Around 10:52 p.m., I noticed the officer who was directing these arrests point at me. Surely, I thought, he was motioning to someone behind me? I turned to look.
By the time I realized no one was there, a couple of officers had already descended on my back, ripping my cellphone from my hand and locking me in a pair of black metal cuffs quicker than you can say, “Congress shall make no law abridging (...) the freedom of speech, or of the press.”
While handcuffed, I loudly and insistently informed the cops that I work for The Bee. To their credit, they listened.
Suddenly, the officer who had pointed at me pointed again and said, “Oh, not her.” My cellphone was placed back in my now-free right hand, and I whipped around to record the rest of the interaction as the cuffs were taken off my other wrist. In the video, you can hear one lieutenant say, “Let me see your press pass,” which was still hanging around my neck on a Sacramento Bee-branded lanyard.
And that was it. I stayed until the last protester was taken away, left alone in a room with dozens of uniformed police officers.
“Just us, then?” I joked. “Great. Now I’ll go.”
Power plays
The entire evening was a laughable jumble of unnecessary security measures meant to make people feel better without actually accomplishing anything resembling safety. Admittedly, the city hasn’t seen this sort of civil disturbance for awhile, at least not since 2018, and officials are a little shaken. But that doesn’t make what happened to me OK.
“There is a disturbing trend around the country of journalists being arrested and prosecuted simply for being journalists,” Loy said. “Whether the arrest just happened for just a few minutes or someone is prosecuted, these are clear threats to press freedom and the First Amendment.”

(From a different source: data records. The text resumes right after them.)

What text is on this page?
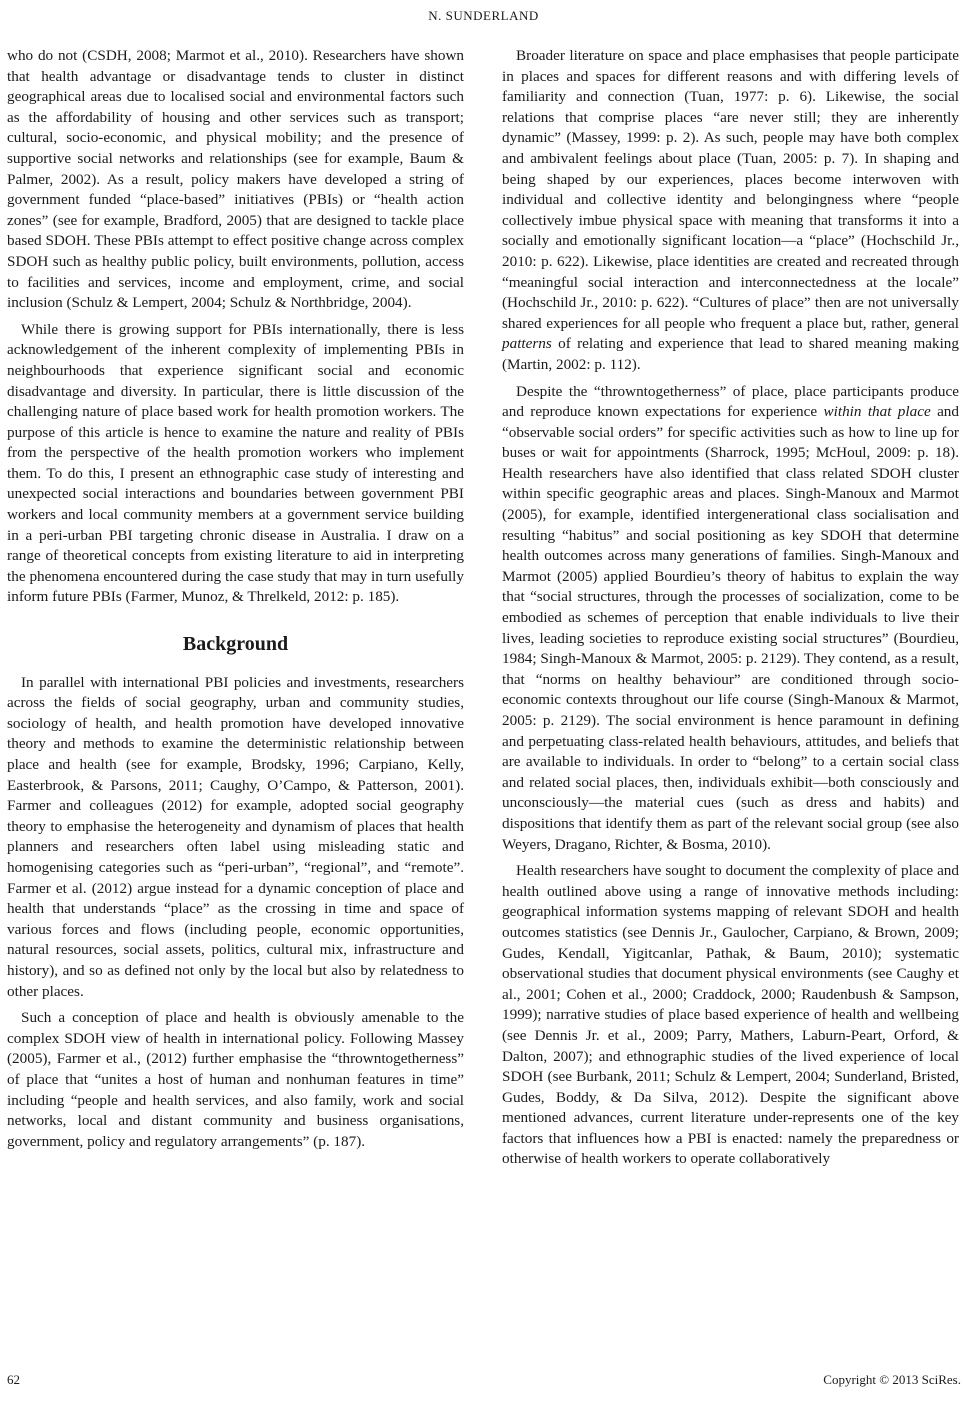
N. SUNDERLAND

who do not (CSDH, 2008; Marmot et al., 2010). Researchers have shown that health advantage or disadvantage tends to cluster in distinct geographical areas due to localised social and environmental factors such as the affordability of housing and other services such as transport; cultural, socio-economic, and physical mobility; and the presence of supportive social networks and relationships (see for example, Baum & Palmer, 2002). As a result, policy makers have developed a string of government funded “place-based” initiatives (PBIs) or “health action zones” (see for example, Bradford, 2005) that are designed to tackle place based SDOH. These PBIs attempt to effect positive change across complex SDOH such as healthy public policy, built environments, pollution, access to facilities and services, income and employment, crime, and social inclusion (Schulz & Lempert, 2004; Schulz & Northbridge, 2004).

While there is growing support for PBIs internationally, there is less acknowledgement of the inherent complexity of implementing PBIs in neighbourhoods that experience significant social and economic disadvantage and diversity. In particular, there is little discussion of the challenging nature of place based work for health promotion workers. The purpose of this article is hence to examine the nature and reality of PBIs from the perspective of the health promotion workers who implement them. To do this, I present an ethnographic case study of interesting and unexpected social interactions and boundaries between government PBI workers and local community members at a government service building in a peri-urban PBI targeting chronic disease in Australia. I draw on a range of theoretical concepts from existing literature to aid in interpreting the phenomena encountered during the case study that may in turn usefully inform future PBIs (Farmer, Munoz, & Threlkeld, 2012: p. 185).

Background

In parallel with international PBI policies and investments, researchers across the fields of social geography, urban and community studies, sociology of health, and health promotion have developed innovative theory and methods to examine the deterministic relationship between place and health (see for example, Brodsky, 1996; Carpiano, Kelly, Easterbrook, & Parsons, 2011; Caughy, O’Campo, & Patterson, 2001). Farmer and colleagues (2012) for example, adopted social geography theory to emphasise the heterogeneity and dynamism of places that health planners and researchers often label using misleading static and homogenising categories such as “peri-urban”, “regional”, and “remote”. Farmer et al. (2012) argue instead for a dynamic conception of place and health that understands “place” as the crossing in time and space of various forces and flows (including people, economic opportunities, natural resources, social assets, politics, cultural mix, infrastructure and history), and so as defined not only by the local but also by relatedness to other places.

Such a conception of place and health is obviously amenable to the complex SDOH view of health in international policy. Following Massey (2005), Farmer et al., (2012) further emphasise the “throwntogetherness” of place that “unites a host of human and nonhuman features in time” including “people and health services, and also family, work and social networks, local and distant community and business organisations, government, policy and regulatory arrangements” (p. 187).

Broader literature on space and place emphasises that people participate in places and spaces for different reasons and with differing levels of familiarity and connection (Tuan, 1977: p. 6). Likewise, the social relations that comprise places “are never still; they are inherently dynamic” (Massey, 1999: p. 2). As such, people may have both complex and ambivalent feelings about place (Tuan, 2005: p. 7). In shaping and being shaped by our experiences, places become interwoven with individual and collective identity and belongingness where “people collectively imbue physical space with meaning that transforms it into a socially and emotionally significant location—a “place” (Hochschild Jr., 2010: p. 622). Likewise, place identities are created and recreated through “meaningful social interaction and interconnectedness at the locale” (Hochschild Jr., 2010: p. 622). “Cultures of place” then are not universally shared experiences for all people who frequent a place but, rather, general patterns of relating and experience that lead to shared meaning making (Martin, 2002: p. 112).

Despite the “throwntogetherness” of place, place participants produce and reproduce known expectations for experience within that place and “observable social orders” for specific activities such as how to line up for buses or wait for appointments (Sharrock, 1995; McHoul, 2009: p. 18). Health researchers have also identified that class related SDOH cluster within specific geographic areas and places. Singh-Manoux and Marmot (2005), for example, identified intergenerational class socialisation and resulting “habitus” and social positioning as key SDOH that determine health outcomes across many generations of families. Singh-Manoux and Marmot (2005) applied Bourdieu’s theory of habitus to explain the way that “social structures, through the processes of socialization, come to be embodied as schemes of perception that enable individuals to live their lives, leading societies to reproduce existing social structures” (Bourdieu, 1984; Singh-Manoux & Marmot, 2005: p. 2129). They contend, as a result, that “norms on healthy behaviour” are conditioned through socio-economic contexts throughout our life course (Singh-Manoux & Marmot, 2005: p. 2129). The social environment is hence paramount in defining and perpetuating class-related health behaviours, attitudes, and beliefs that are available to individuals. In order to “belong” to a certain social class and related social places, then, individuals exhibit—both consciously and unconsciously—the material cues (such as dress and habits) and dispositions that identify them as part of the relevant social group (see also Weyers, Dragano, Richter, & Bosma, 2010).

Health researchers have sought to document the complexity of place and health outlined above using a range of innovative methods including: geographical information systems mapping of relevant SDOH and health outcomes statistics (see Dennis Jr., Gaulocher, Carpiano, & Brown, 2009; Gudes, Kendall, Yigitcanlar, Pathak, & Baum, 2010); systematic observational studies that document physical environments (see Caughy et al., 2001; Cohen et al., 2000; Craddock, 2000; Raudenbush & Sampson, 1999); narrative studies of place based experience of health and wellbeing (see Dennis Jr. et al., 2009; Parry, Mathers, Laburn-Peart, Orford, & Dalton, 2007); and ethnographic studies of the lived experience of local SDOH (see Burbank, 2011; Schulz & Lempert, 2004; Sunderland, Bristed, Gudes, Boddy, & Da Silva, 2012). Despite the significant above mentioned advances, current literature under-represents one of the key factors that influences how a PBI is enacted: namely the preparedness or otherwise of health workers to operate collaboratively

62	Copyright © 2013 SciRes.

It’s telling that the city of Sacramento and its police department have stayed silent about the detainment of a journalist inside the city council’s own chambers. Some cities have even apologized publicly for threatening press freedom and First Amendment rights.
Don’t worry, I won’t hold my breath for any such words. But if anyone thinks I’m intimidated by the police, the city or what happened Tuesday night, then they don’t know me very well.